In a recent lesson in Ephesians 4, my Bible community teacher concluded the lesson with a thought-provoking challenge. His discussion centered on the differences between the practices of the old nature compared to the ways of the new nature. He asked, “How does futile thinking lead to corrupt living?” Extremely important in the mind of Paul, he commands us to diligently remove the attitudes resulting from the old nature and be engaged in rightful and godly thinking. Paul exhorts, “…be renewed in the spirit of your mind” (Ephesians 4:24). We all are given the challenge to be in a pursuit of godly thinking. When our minds are harnessed by the Word of God, the result will be a life of holiness and righteousness. On our own strength, we are incapable of living this life. It involves realizing who we are in Christ. The Word of God tells us that we are indeed new creations in Christ:
2 Corinthians 5:17— Therefore if anyone is in Christ, he is a new creature; the old things passed away; behold, new things have come.

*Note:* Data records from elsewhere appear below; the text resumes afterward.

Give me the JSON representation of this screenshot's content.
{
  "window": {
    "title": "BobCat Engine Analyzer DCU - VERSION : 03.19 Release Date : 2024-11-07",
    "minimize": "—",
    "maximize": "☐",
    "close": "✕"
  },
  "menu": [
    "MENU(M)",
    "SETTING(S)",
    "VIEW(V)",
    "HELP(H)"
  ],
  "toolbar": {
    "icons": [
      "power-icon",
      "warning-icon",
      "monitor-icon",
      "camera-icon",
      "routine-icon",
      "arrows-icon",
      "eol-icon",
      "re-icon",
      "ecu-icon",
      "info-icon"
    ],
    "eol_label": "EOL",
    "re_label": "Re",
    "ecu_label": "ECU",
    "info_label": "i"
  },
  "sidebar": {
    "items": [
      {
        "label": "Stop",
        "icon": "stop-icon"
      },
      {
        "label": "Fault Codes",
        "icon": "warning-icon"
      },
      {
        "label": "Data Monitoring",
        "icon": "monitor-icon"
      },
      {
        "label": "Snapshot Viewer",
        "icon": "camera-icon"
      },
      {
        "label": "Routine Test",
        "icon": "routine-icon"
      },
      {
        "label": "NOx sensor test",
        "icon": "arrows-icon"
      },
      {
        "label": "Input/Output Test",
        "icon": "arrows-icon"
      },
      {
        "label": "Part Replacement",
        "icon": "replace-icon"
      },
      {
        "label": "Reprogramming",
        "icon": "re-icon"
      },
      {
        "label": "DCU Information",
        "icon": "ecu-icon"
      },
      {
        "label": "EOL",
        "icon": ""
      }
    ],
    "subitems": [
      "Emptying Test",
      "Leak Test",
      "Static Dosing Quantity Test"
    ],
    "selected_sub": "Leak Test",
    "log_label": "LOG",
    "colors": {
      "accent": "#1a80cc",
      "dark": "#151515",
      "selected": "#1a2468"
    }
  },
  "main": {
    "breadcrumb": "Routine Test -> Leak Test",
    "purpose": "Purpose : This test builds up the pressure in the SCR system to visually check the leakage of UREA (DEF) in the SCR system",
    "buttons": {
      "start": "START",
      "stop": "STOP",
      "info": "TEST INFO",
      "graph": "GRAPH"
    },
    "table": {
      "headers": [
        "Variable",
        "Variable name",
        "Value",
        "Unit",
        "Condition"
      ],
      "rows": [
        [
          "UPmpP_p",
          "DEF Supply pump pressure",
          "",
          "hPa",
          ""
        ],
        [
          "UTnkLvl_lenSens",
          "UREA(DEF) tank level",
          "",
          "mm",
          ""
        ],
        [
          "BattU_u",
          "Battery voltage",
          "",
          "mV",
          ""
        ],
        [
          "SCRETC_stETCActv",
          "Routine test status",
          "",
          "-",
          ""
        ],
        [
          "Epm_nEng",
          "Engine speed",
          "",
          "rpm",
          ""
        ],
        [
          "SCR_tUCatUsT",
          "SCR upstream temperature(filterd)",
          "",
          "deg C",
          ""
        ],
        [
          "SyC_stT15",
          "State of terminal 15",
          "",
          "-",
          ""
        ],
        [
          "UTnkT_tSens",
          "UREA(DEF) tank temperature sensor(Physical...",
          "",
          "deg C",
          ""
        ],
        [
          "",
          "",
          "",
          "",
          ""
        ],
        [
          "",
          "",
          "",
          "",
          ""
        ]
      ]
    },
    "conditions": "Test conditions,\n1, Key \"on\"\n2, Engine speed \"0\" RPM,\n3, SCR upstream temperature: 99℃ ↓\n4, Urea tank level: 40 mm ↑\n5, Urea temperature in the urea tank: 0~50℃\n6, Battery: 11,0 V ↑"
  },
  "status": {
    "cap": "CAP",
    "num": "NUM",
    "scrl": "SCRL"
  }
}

So why do we continue to struggle with our sins? If our old nature has been crucified with Christ and we have been given the new nature, then why do we so often resort to our old condition? J. Miles Sanford (The Complete Green Letters, 147) helps us with a few considerations:
1) to reveal the depths of sinfulness from which we were saved.
2) to teach us to count ourselves dead to the old ,and alive in the new.
3) to teach us to abide in the Lord Jesus—above.
4) to teach us to walk in the Spirit—below.
5) to glorify the Father and manifest the life of the Lord Jesus despite a fallen nature, body, and world.
6) to give us good cause to watch His appearing.
7) to give us a greater appreciation of eternal glory.